So a restricted_shared_ptr< IsBlackNode, NodeView<K, T> const > is a shared pointer to something that passes the IsBlackNode test and implements the NodeView<K,T> interface.

4
votes

Note

Yakk's answer is more idiomatic C++ - this answer shows how to write (or at least begin writing) something more similar to the Haskell version.

When you see how much C++ is required to emulate Haskell, you may choose to use the native idioms instead.

tl;dr

most of your Haskell invariants (and properties) aren't really expressed statically in the type at all, but in the (runtime) code of the various constructors. The type system helps by guaranteeing one of those constructors really ran, and tracking which one it was for pattern-matching dispatch.

IIUC, your Haskell Node type doesn't have four type parameters, but two:

data Node (color :: Color) (height :: Nat) key value where

fixes the types of the color and height - only the key and value types are undetermined. All four are records, but two of those records have fixed types.

So, the closest simple translation would be

template <typename Key, typename Value>
struct Node {
    Color color_;
    size_t height_;
    Key key_;
    Value val_;
};

The tricky part is there's no direct support for your different constructors - that's runtime information Haskell tracks for you.

So, a Leaf is a Node, whose constructor initialized the color and height fields for you, but the constructor used is also tracked as a part of the object created.

The closest equivalent to this, and the pattern-matching it gives you, would be a variant type like Boost.Variant, giving you something like:

// underlying record storage
template <typename Key, typename Value>
struct NodeBase {
    Color color_;
    size_t height_;
    Key key_;
    Value val_;
};

template <typename Key, typename Value>
struct Leaf: public NodeBase<Key,Value> {
    Leaf(Key k, Value v) : NodeBase{Color::Black, 0, k, v} {}
    // default other ctors here
};
// similarly for your BlackBranch and RedBranch constructors

template <typename Key, typename Value>
using Node = boost::variant<Leaf<Key,Value>,
                            RedBranch<Key,Value>,
                            BlackBranch<Key,Value>>;

note again that your Branch type has records for leftColor, rightColor, childHeight, and that only the key and value create type parameters.

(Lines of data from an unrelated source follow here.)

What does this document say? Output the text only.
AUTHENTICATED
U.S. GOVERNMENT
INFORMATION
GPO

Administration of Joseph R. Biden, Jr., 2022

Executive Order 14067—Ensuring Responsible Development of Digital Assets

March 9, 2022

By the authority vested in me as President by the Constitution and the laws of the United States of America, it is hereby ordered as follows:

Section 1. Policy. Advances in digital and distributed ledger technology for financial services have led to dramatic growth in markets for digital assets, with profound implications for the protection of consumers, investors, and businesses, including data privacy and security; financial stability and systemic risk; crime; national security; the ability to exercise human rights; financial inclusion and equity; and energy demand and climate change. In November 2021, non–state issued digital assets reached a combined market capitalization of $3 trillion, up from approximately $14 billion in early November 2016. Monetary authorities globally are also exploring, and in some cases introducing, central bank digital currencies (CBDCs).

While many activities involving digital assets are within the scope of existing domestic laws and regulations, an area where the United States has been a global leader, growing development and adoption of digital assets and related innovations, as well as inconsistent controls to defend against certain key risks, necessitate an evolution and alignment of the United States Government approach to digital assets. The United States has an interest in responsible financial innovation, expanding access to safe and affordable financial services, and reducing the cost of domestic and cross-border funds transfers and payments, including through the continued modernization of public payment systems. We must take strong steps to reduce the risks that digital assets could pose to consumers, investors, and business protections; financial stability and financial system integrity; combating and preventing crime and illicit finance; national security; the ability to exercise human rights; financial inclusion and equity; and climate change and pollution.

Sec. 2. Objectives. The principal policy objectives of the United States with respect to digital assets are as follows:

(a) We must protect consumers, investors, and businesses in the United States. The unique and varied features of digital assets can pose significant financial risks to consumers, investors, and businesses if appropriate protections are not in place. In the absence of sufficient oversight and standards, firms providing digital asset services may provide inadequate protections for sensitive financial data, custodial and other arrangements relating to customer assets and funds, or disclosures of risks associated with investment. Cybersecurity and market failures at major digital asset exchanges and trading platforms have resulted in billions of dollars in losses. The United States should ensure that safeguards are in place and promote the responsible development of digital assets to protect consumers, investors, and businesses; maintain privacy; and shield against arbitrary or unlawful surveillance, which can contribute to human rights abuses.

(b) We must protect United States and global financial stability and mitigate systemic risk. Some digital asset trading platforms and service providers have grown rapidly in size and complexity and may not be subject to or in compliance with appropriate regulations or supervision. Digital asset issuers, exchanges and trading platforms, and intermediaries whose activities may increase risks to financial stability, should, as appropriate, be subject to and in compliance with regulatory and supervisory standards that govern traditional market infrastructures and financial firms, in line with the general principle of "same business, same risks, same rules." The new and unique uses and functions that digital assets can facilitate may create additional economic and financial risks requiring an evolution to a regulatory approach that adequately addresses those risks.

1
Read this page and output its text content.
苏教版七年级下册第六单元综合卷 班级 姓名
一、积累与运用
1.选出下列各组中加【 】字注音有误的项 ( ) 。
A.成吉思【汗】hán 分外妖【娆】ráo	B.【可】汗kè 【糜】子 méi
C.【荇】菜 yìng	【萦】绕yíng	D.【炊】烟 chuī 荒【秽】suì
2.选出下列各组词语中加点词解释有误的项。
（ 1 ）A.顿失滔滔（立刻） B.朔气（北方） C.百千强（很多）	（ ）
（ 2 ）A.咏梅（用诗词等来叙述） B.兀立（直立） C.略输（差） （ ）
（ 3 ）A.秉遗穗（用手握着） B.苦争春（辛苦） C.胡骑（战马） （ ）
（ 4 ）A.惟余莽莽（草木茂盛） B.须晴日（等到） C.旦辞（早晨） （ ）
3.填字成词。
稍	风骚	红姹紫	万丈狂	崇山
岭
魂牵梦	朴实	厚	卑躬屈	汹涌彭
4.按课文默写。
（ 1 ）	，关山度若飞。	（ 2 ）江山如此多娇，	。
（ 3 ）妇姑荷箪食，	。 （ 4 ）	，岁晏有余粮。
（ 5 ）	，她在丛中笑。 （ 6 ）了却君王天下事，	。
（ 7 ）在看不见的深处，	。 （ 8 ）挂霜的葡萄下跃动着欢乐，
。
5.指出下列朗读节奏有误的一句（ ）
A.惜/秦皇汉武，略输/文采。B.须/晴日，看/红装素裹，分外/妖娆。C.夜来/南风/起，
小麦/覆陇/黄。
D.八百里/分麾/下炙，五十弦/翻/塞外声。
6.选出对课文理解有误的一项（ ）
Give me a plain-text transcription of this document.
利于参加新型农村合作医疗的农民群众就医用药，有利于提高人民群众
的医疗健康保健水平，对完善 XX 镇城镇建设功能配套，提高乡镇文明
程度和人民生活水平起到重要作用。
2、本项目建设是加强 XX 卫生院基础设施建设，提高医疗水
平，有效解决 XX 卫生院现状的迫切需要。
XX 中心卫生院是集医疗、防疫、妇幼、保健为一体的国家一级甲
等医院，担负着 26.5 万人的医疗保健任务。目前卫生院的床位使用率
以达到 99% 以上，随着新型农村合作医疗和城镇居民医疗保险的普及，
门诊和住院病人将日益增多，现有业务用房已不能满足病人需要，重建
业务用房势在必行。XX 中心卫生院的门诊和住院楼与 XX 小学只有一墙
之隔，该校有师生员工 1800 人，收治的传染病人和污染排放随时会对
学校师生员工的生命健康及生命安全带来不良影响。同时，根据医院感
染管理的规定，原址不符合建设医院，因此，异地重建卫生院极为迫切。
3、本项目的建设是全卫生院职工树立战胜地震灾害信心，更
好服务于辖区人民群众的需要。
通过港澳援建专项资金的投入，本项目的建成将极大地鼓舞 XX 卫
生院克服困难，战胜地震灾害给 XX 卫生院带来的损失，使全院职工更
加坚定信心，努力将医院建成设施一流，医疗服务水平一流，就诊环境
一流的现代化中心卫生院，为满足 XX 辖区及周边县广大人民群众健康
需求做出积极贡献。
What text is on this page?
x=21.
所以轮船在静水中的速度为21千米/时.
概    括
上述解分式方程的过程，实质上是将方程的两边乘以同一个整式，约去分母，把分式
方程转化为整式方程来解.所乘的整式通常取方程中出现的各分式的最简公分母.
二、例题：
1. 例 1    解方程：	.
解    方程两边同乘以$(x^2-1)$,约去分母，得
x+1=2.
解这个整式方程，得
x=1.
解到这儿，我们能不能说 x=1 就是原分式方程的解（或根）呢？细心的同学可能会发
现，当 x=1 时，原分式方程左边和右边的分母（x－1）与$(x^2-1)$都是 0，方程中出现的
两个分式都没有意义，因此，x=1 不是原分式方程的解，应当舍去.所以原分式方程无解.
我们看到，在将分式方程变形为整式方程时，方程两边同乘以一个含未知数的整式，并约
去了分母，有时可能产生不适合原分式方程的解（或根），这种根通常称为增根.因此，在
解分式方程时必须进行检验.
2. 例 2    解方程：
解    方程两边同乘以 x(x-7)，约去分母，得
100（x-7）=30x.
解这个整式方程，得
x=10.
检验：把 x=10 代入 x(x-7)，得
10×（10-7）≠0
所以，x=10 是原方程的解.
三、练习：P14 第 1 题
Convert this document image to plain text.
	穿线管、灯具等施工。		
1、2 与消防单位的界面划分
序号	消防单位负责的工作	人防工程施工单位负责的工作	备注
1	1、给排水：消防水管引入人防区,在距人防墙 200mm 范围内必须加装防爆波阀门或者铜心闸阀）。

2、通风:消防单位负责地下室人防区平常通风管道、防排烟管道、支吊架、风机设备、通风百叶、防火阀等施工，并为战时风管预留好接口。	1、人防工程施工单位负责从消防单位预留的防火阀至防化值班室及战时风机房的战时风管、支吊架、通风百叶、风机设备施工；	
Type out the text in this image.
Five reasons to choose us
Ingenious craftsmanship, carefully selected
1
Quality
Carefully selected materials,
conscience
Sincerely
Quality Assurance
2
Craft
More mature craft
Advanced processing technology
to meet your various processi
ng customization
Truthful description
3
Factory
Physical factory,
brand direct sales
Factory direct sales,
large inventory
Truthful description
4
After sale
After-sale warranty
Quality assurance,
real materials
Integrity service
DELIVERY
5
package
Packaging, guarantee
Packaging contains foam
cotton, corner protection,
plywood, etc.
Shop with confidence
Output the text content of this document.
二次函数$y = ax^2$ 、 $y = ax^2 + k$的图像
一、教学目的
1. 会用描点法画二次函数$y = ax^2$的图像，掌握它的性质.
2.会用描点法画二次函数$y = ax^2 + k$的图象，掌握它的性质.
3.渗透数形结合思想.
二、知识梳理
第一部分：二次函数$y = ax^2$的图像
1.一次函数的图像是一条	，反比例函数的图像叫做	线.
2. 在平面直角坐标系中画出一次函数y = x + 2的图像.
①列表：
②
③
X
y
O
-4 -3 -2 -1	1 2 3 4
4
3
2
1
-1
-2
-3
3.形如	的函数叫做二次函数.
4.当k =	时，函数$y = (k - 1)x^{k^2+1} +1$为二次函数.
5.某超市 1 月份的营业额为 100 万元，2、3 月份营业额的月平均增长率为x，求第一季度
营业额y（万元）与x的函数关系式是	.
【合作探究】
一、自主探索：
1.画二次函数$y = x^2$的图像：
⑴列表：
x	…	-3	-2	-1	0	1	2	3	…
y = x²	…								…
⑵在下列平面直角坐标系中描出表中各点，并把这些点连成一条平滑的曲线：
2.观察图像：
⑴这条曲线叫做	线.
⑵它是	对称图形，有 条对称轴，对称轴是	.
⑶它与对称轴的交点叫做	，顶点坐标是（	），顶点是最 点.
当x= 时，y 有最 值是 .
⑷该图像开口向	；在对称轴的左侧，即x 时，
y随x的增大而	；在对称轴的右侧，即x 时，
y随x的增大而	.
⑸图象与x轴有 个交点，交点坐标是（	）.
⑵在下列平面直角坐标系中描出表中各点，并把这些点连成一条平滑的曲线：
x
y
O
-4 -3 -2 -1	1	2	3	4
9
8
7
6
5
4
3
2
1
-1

Finally, where you'd use pattern matching to write a function on your different Node constructors in Haskell, you'd use

template <typename Key, typename Value>
struct myNodeFunction {
    void operator() (Leaf &l) {
        // use l.key_, l.value_, confirm l.height_==0, etc.
    }
    void operator() (RedBranch &rb) {
        // use rb.key_, rb.value_, confirm rb.color_==Color::Red, etc.
    }
    void operator() (BlackBranch &bb) {
        // you get the idea
    }
};

and apply it like:

boost::apply_visitor(myNodeFunction<K,V>(), myNode);

or, if you're using this pattern a lot, you can wrap it up as

template <typename Key, typename Value,
          template Visitor<typename,typename> >
void apply(Node<Key,Value> &node)
{
    boost::apply_visitor(Visitor<Key,Value>{}, node);
}